The most common dolphins on the Pacific side of Mexico are the Orca or Killer Whale (Spanish: Orca), Pantropical Spotted Dolphin (Spanish: Delfin Pintado), Eastern Spinner Dolphin (Spanish: Delfin Tornillon); Striped Dolphin (Spanish: Delfin Listado); Long-beaked Common Dolphin (Spanish: Delfin Comun de Rostro Larago); Pacific White–Sided Dolphin (Spanish: Delfin Lagenorringo); Common Bottlenose Dolphin (Spanish: Delfin Nariz de Botella). Dolphins live in social groups called pods with up to a dozen members. You occasionally will see a pod cruising the beach just outside the surf line. When food is abundant, they sometimes form superpods offshore aggregating hundreds of individuals.

Armadillo (Dasypus novemcinctus; Spanish: Armadillo; Nahuatl: Ayotochtli)

This is the same nine-banded, long-eared, hairless, armored creature that is famous as road kill in Texas. In Mexico, its usual demise is different. Here it is prized for its meat. Armadillos are avid diggers, living in burrows in moist ground and pursuing grubs and insects with their sharp claws. Their frequent fate as road kill is linked to an unfortunate tendency to jump straight into the air when startled. The average armadillo’s vertical reach is approximately the same as the height of an average pickup truck bumper.

Scientist use nine-banded armadillos because of a quirk in their reproductive systems. They are unique among mammals in having four genetically identical quadruplets born in each litter. Because they are always genetically identical, the quads are good subjects for scientific, behavioral and medical tests that need consistent genetic makeup in the test subjects.

Coatimundi ( Nasua narica; Spanish: Tejon or Pisote)

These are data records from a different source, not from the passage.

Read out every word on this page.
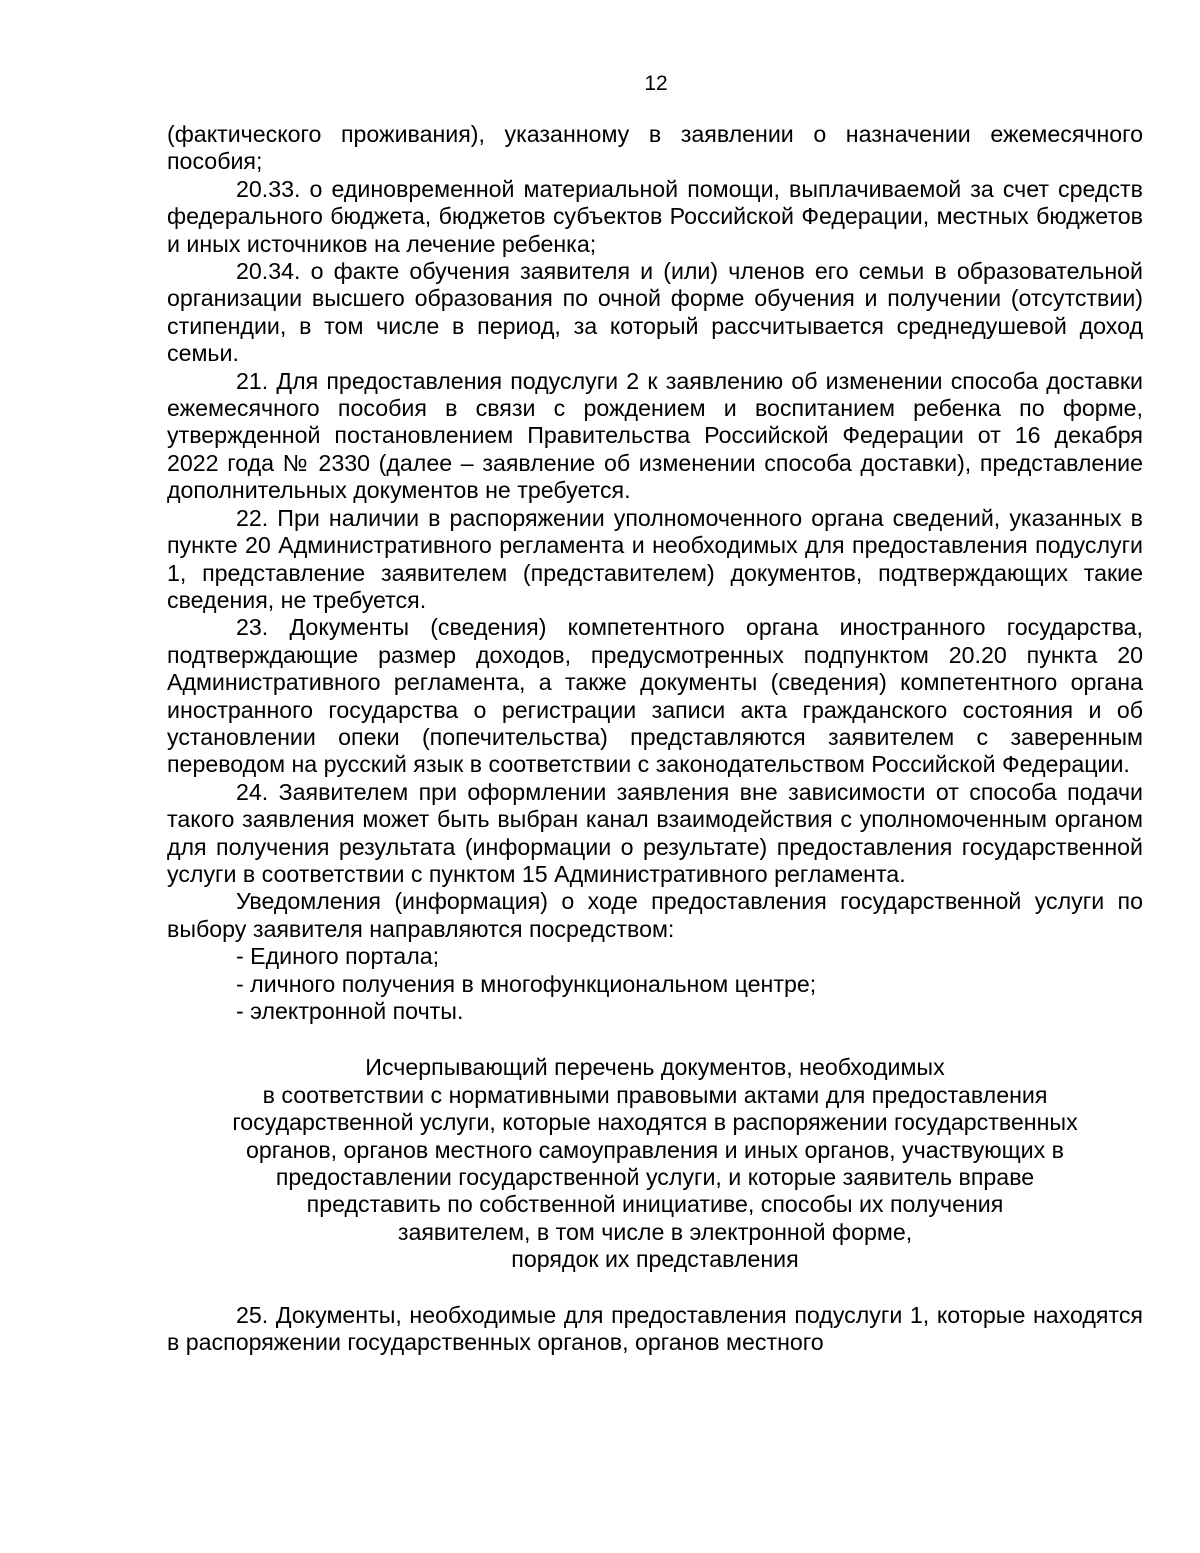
12

(фактического проживания), указанному в заявлении о назначении ежемесячного пособия;

20.33. о единовременной материальной помощи, выплачиваемой за счет средств федерального бюджета, бюджетов субъектов Российской Федерации, местных бюджетов и иных источников на лечение ребенка;

20.34. о факте обучения заявителя и (или) членов его семьи в образовательной организации высшего образования по очной форме обучения и получении (отсутствии) стипендии, в том числе в период, за который рассчитывается среднедушевой доход семьи.

21. Для предоставления подуслуги 2 к заявлению об изменении способа доставки ежемесячного пособия в связи с рождением и воспитанием ребенка по форме, утвержденной постановлением Правительства Российской Федерации от 16 декабря 2022 года № 2330 (далее – заявление об изменении способа доставки), представление дополнительных документов не требуется.

22. При наличии в распоряжении уполномоченного органа сведений, указанных в пункте 20 Административного регламента и необходимых для предоставления подуслуги 1, представление заявителем (представителем) документов, подтверждающих такие сведения, не требуется.

23. Документы (сведения) компетентного органа иностранного государства, подтверждающие размер доходов, предусмотренных подпунктом 20.20 пункта 20 Административного регламента, а также документы (сведения) компетентного органа иностранного государства о регистрации записи акта гражданского состояния и об установлении опеки (попечительства) представляются заявителем с заверенным переводом на русский язык в соответствии с законодательством Российской Федерации.

24. Заявителем при оформлении заявления вне зависимости от способа подачи такого заявления может быть выбран канал взаимодействия с уполномоченным органом для получения результата (информации о результате) предоставления государственной услуги в соответствии с пунктом 15 Административного регламента.

Уведомления (информация) о ходе предоставления государственной услуги по выбору заявителя направляются посредством:

- Единого портала;

- личного получения в многофункциональном центре;

- электронной почты.

Исчерпывающий перечень документов, необходимых
в соответствии с нормативными правовыми актами для предоставления
государственной услуги, которые находятся в распоряжении государственных
органов, органов местного самоуправления и иных органов, участвующих в
предоставлении государственной услуги, и которые заявитель вправе
представить по собственной инициативе, способы их получения
заявителем, в том числе в электронной форме,
порядок их представления

25. Документы, необходимые для предоставления подуслуги 1, которые находятся в распоряжении государственных органов, органов местного
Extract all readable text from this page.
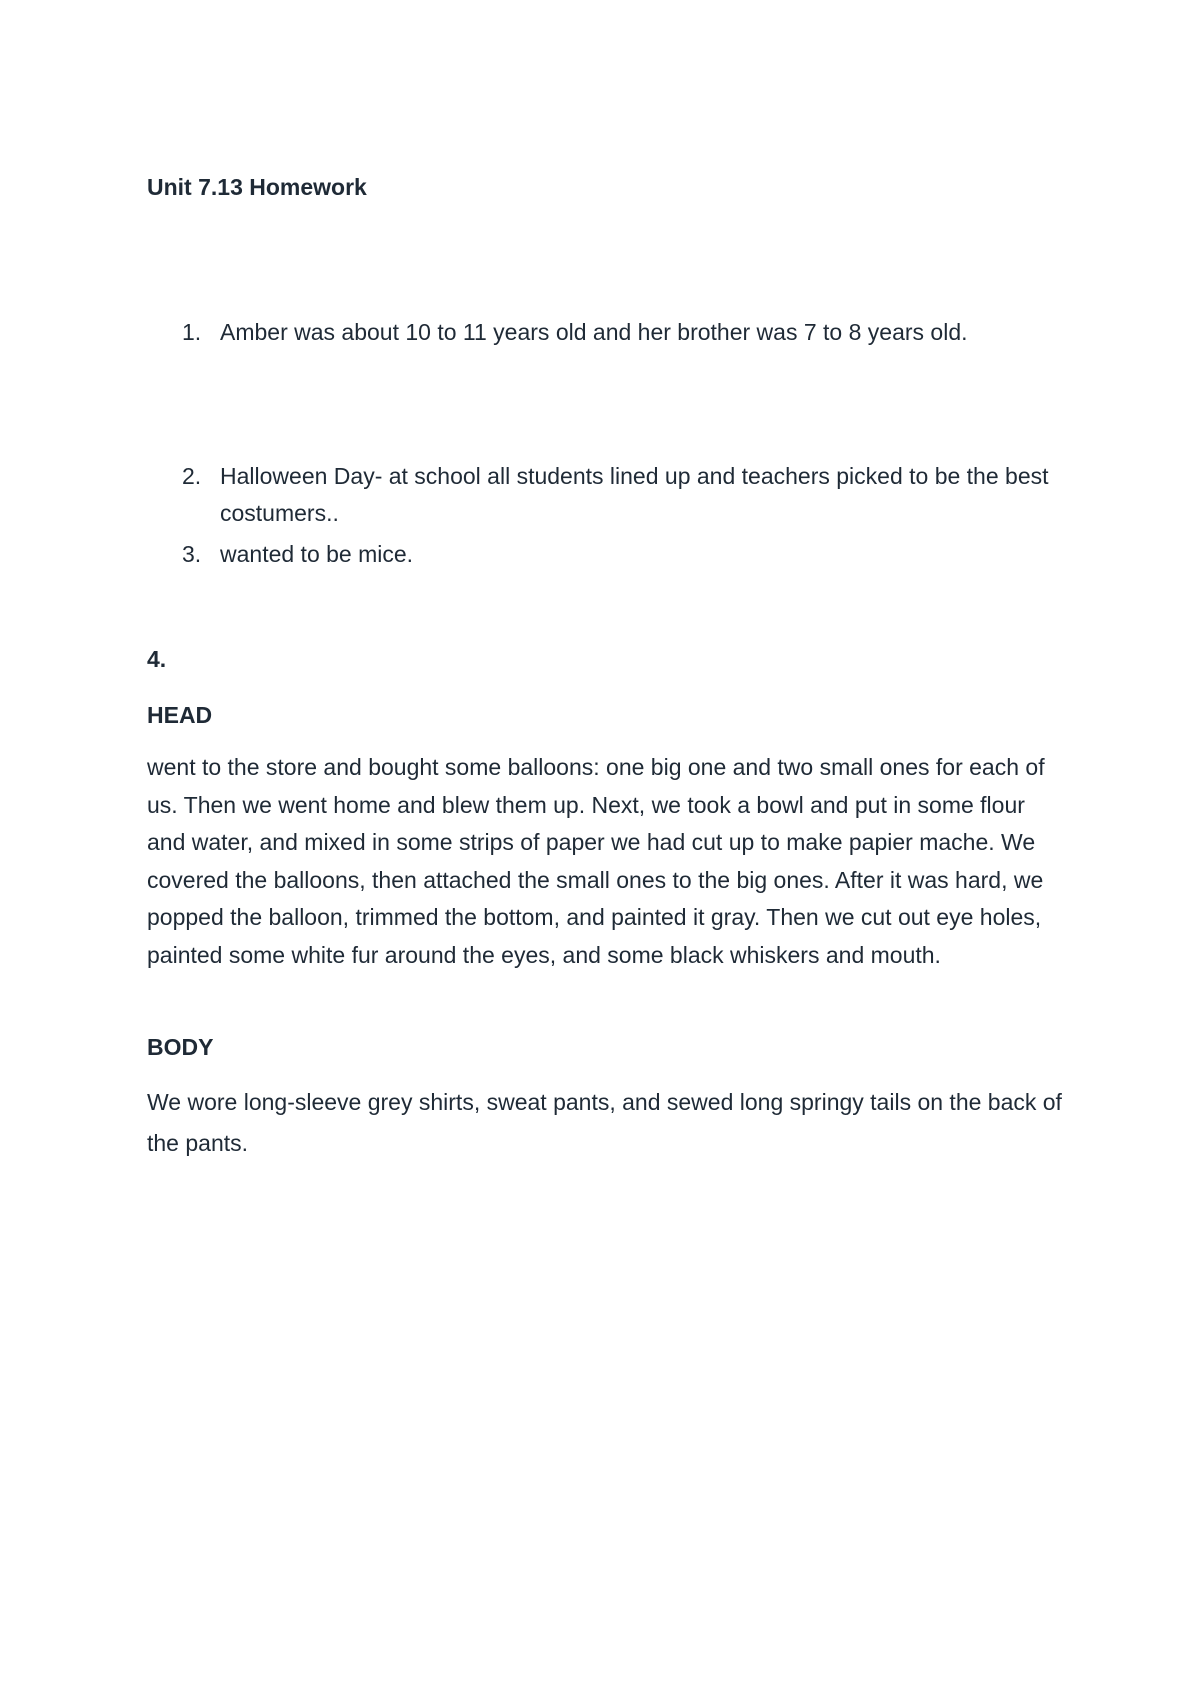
Unit 7.13 Homework
1. Amber was about 10 to 11 years old and her brother was 7 to 8 years old.
2. Halloween Day- at school all students lined up and teachers picked to be the best costumers..
3. wanted to be mice.
4.
HEAD
went to the store and bought some balloons: one big one and two small ones for each of us. Then we went home and blew them up. Next, we took a bowl and put in some flour and water, and mixed in some strips of paper we had cut up to make papier mache. We covered the balloons, then attached the small ones to the big ones. After it was hard, we popped the balloon, trimmed the bottom, and painted it gray. Then we cut out eye holes, painted some white fur around the eyes, and some black whiskers and mouth.
BODY
We wore long-sleeve grey shirts, sweat pants, and sewed long springy tails on the back of the pants.
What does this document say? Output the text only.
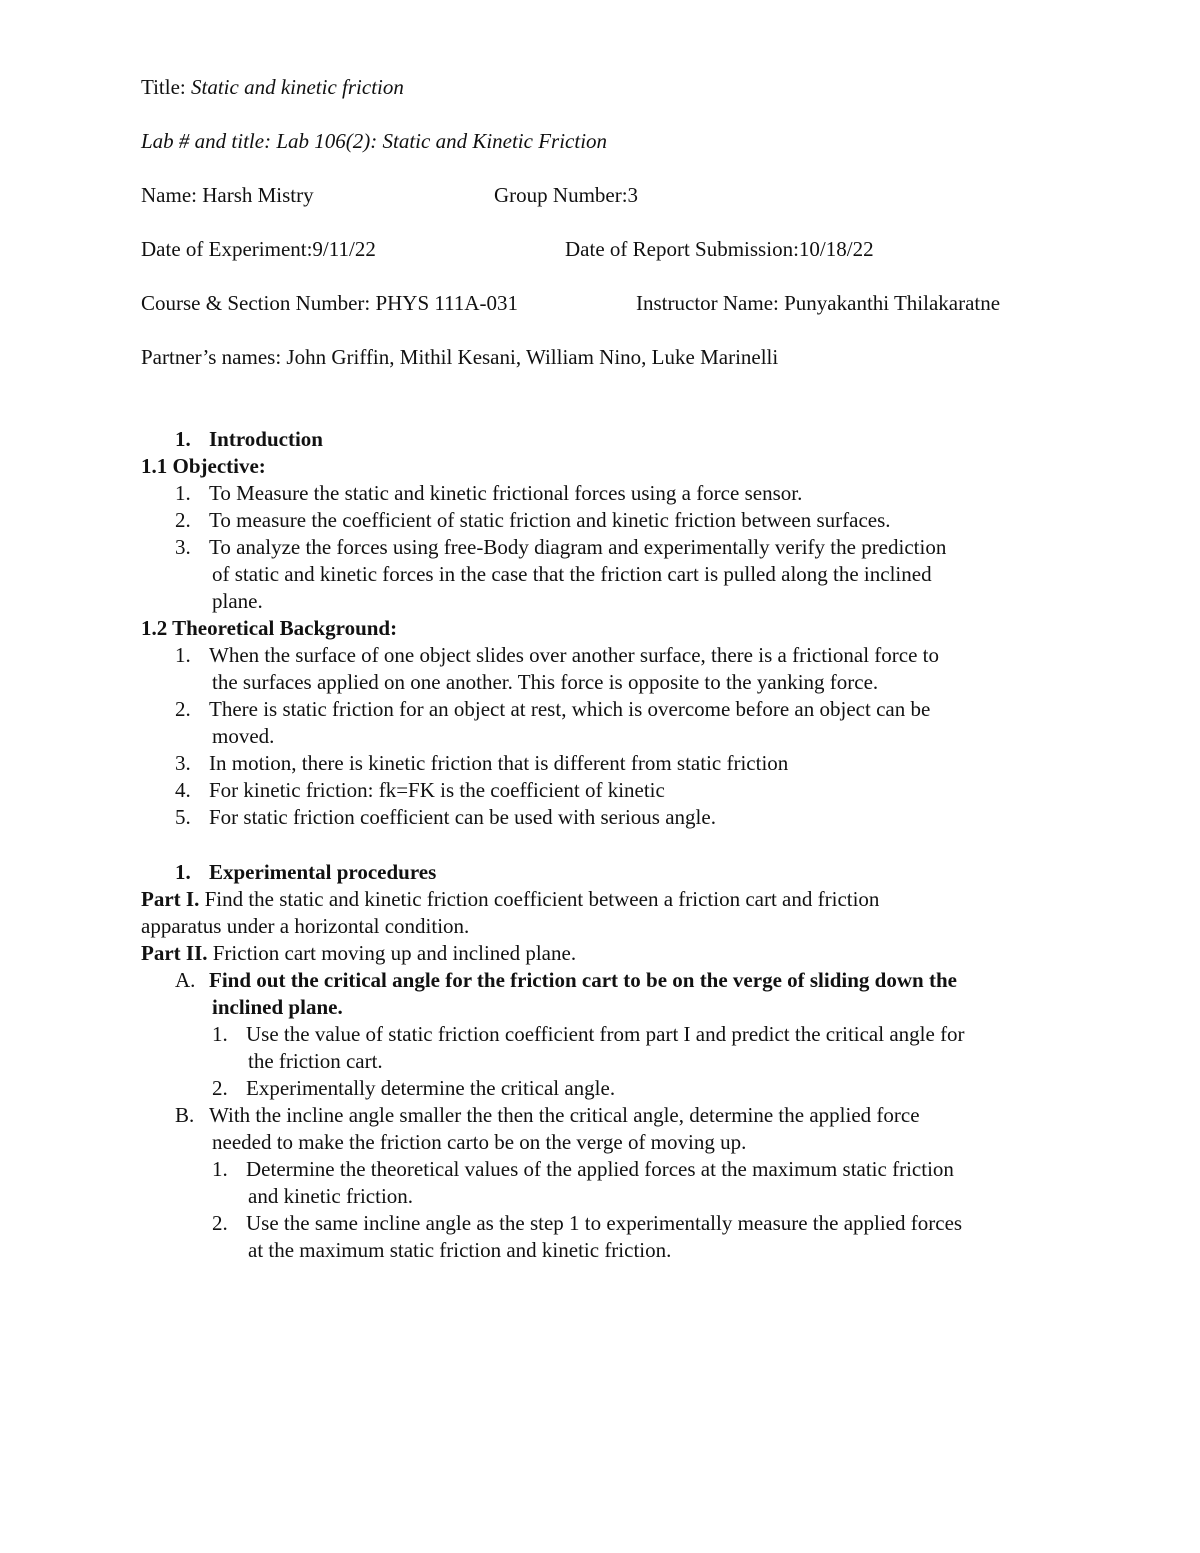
Title: Static and kinetic friction
Lab # and title: Lab 106(2): Static and Kinetic Friction
Name: Harsh Mistry	Group Number:3
Date of Experiment:9/11/22	Date of Report Submission:10/18/22
Course & Section Number: PHYS 111A-031	Instructor Name: Punyakanthi Thilakaratne
Partner’s names: John Griffin, Mithil Kesani, William Nino, Luke Marinelli
1. Introduction
1.1 Objective:
1. To Measure the static and kinetic frictional forces using a force sensor.
2. To measure the coefficient of static friction and kinetic friction between surfaces.
3. To analyze the forces using free-Body diagram and experimentally verify the prediction
of static and kinetic forces in the case that the friction cart is pulled along the inclined
plane.
1.2 Theoretical Background:
1. When the surface of one object slides over another surface, there is a frictional force to
the surfaces applied on one another. This force is opposite to the yanking force.
2. There is static friction for an object at rest, which is overcome before an object can be
moved.
3. In motion, there is kinetic friction that is different from static friction
4. For kinetic friction: fk=FK is the coefficient of kinetic
5. For static friction coefficient can be used with serious angle.
1. Experimental procedures
Part I. Find the static and kinetic friction coefficient between a friction cart and friction
apparatus under a horizontal condition.
Part II. Friction cart moving up and inclined plane.
A. Find out the critical angle for the friction cart to be on the verge of sliding down the
inclined plane.
1. Use the value of static friction coefficient from part I and predict the critical angle for
the friction cart.
2. Experimentally determine the critical angle.
B. With the incline angle smaller the then the critical angle, determine the applied force
needed to make the friction carto be on the verge of moving up.
1. Determine the theoretical values of the applied forces at the maximum static friction
and kinetic friction.
2. Use the same incline angle as the step 1 to experimentally measure the applied forces
at the maximum static friction and kinetic friction.
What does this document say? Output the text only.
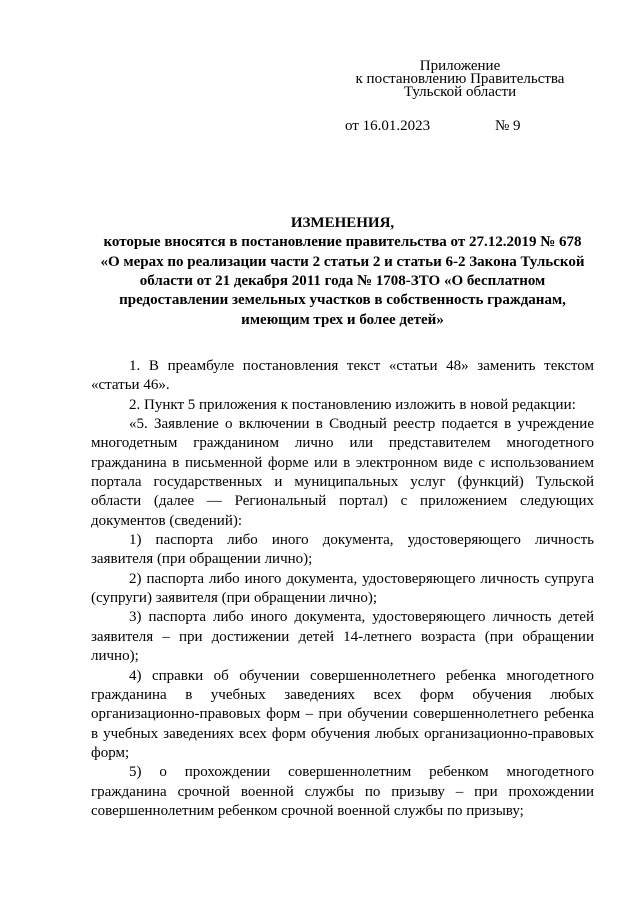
Приложение
к постановлению Правительства
Тульской области
от 16.01.2023	№ 9
ИЗМЕНЕНИЯ,
которые вносятся в постановление правительства от 27.12.2019 № 678
«О мерах по реализации части 2 статьи 2 и статьи 6-2 Закона Тульской
области от 21 декабря 2011 года № 1708-ЗТО «О бесплатном
предоставлении земельных участков в собственность гражданам,
имеющим трех и более детей»
1. В преамбуле постановления текст «статьи 48» заменить текстом
«статьи 46».
2. Пункт 5 приложения к постановлению изложить в новой редакции:
«5. Заявление о включении в Сводный реестр подается в учреждение
многодетным гражданином лично или представителем многодетного
гражданина в письменной форме или в электронном виде с использованием
портала государственных и муниципальных услуг (функций) Тульской
области (далее — Региональный портал) с приложением следующих
документов (сведений):
1) паспорта либо иного документа, удостоверяющего личность
заявителя (при обращении лично);
2) паспорта либо иного документа, удостоверяющего личность супруга
(супруги) заявителя (при обращении лично);
3) паспорта либо иного документа, удостоверяющего личность детей
заявителя – при достижении детей 14-летнего возраста (при обращении
лично);
4) справки об обучении совершеннолетнего ребенка многодетного
гражданина в учебных заведениях всех форм обучения любых
организационно-правовых форм – при обучении совершеннолетнего ребенка
в учебных заведениях всех форм обучения любых организационно-правовых
форм;
5) о прохождении совершеннолетним ребенком многодетного
гражданина срочной военной службы по призыву – при прохождении
совершеннолетним ребенком срочной военной службы по призыву;
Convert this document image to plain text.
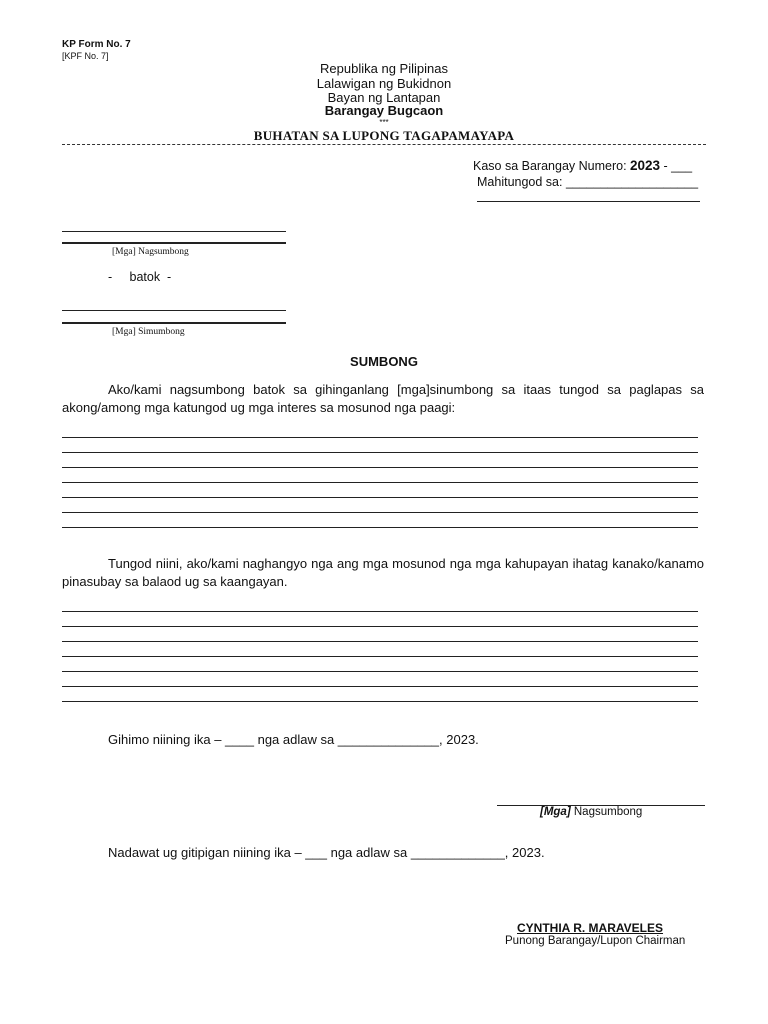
KP Form No. 7
[KPF No. 7]
Republika ng Pilipinas
Lalawigan ng Bukidnon
Bayan ng Lantapan
Barangay Bugcaon
***
BUHATAN SA LUPONG TAGAPAMAYAPA
Kaso sa Barangay Numero: 2023 - ___
Mahitungod sa: ___________________
[Mga] Nagsumbong
-     batok  -
[Mga] Simumbong
SUMBONG
Ako/kami nagsumbong batok sa gihinganlang [mga]sinumbong sa itaas tungod sa paglapas sa akong/among mga katungod ug mga interes sa mosunod nga paagi:
Tungod niini, ako/kami naghangyo nga ang mga mosunod nga mga kahupayan ihatag kanako/kanamo pinasubay sa balaod ug sa kaangayan.
Gihimo niining ika – ____ nga adlaw sa ______________, 2023.
[Mga] Nagsumbong
Nadawat ug gitipigan niining ika – ___ nga adlaw sa _____________, 2023.
CYNTHIA R. MARAVELES
Punong Barangay/Lupon Chairman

The coati is a member of the raccoon family sporting a long snout with somewhat pig-like features and bear-like paws. Ring-Tailed coatis have either a light brown or black coat, with a lighter under-part and a white-ringed tail in most cases. All coatis share a slender head with an elongated, slightly upward-turned nose, small ears, dark feet and a long, non-prehensile tail used for balance and signaling. They are about the size of a large housecat with males larger than females. Coatis are omnivores; feeding mainly on fallen fruit and invertebrates. They walk on the soles of their feet like Grizzly bears and have strong limbs for climbing and digging. They are quite intelligent and a coati communicates its intentions or moods with chirping, snorting or grunting sounds. Different chirping sounds are used to express joy during social grooming, appeasement after fights, or to convey irritation or anger. Snorting while digging, along with an erect tail, states territorial or food claims during foraging. Coatis also use special postures or moves to convey simple messages; for example, hiding the nose between the front paws as a sign for submission. In this area, you sometimes see them at night on their nocturnal hunts.

Opossum (Didelphys azarae; Spanish: Tlacuache)

Again Mexico shares this species with her northern neighbor. It is a marsupial and not particularly revered in this region. A Mexican author described it as “an unattractive, slow-witted nocturnal creature with a long muzzle, rather fearsome-looking teeth, a coarse, variable, yellowish and gray coat, striped or blotched and a prehensile tail, long, naked and pink.” Nonetheless it does have few claims to fame; more teeth than any other mammal (up to 52) and litters of 10-20 offspring produced after a gestation period of only 13 days.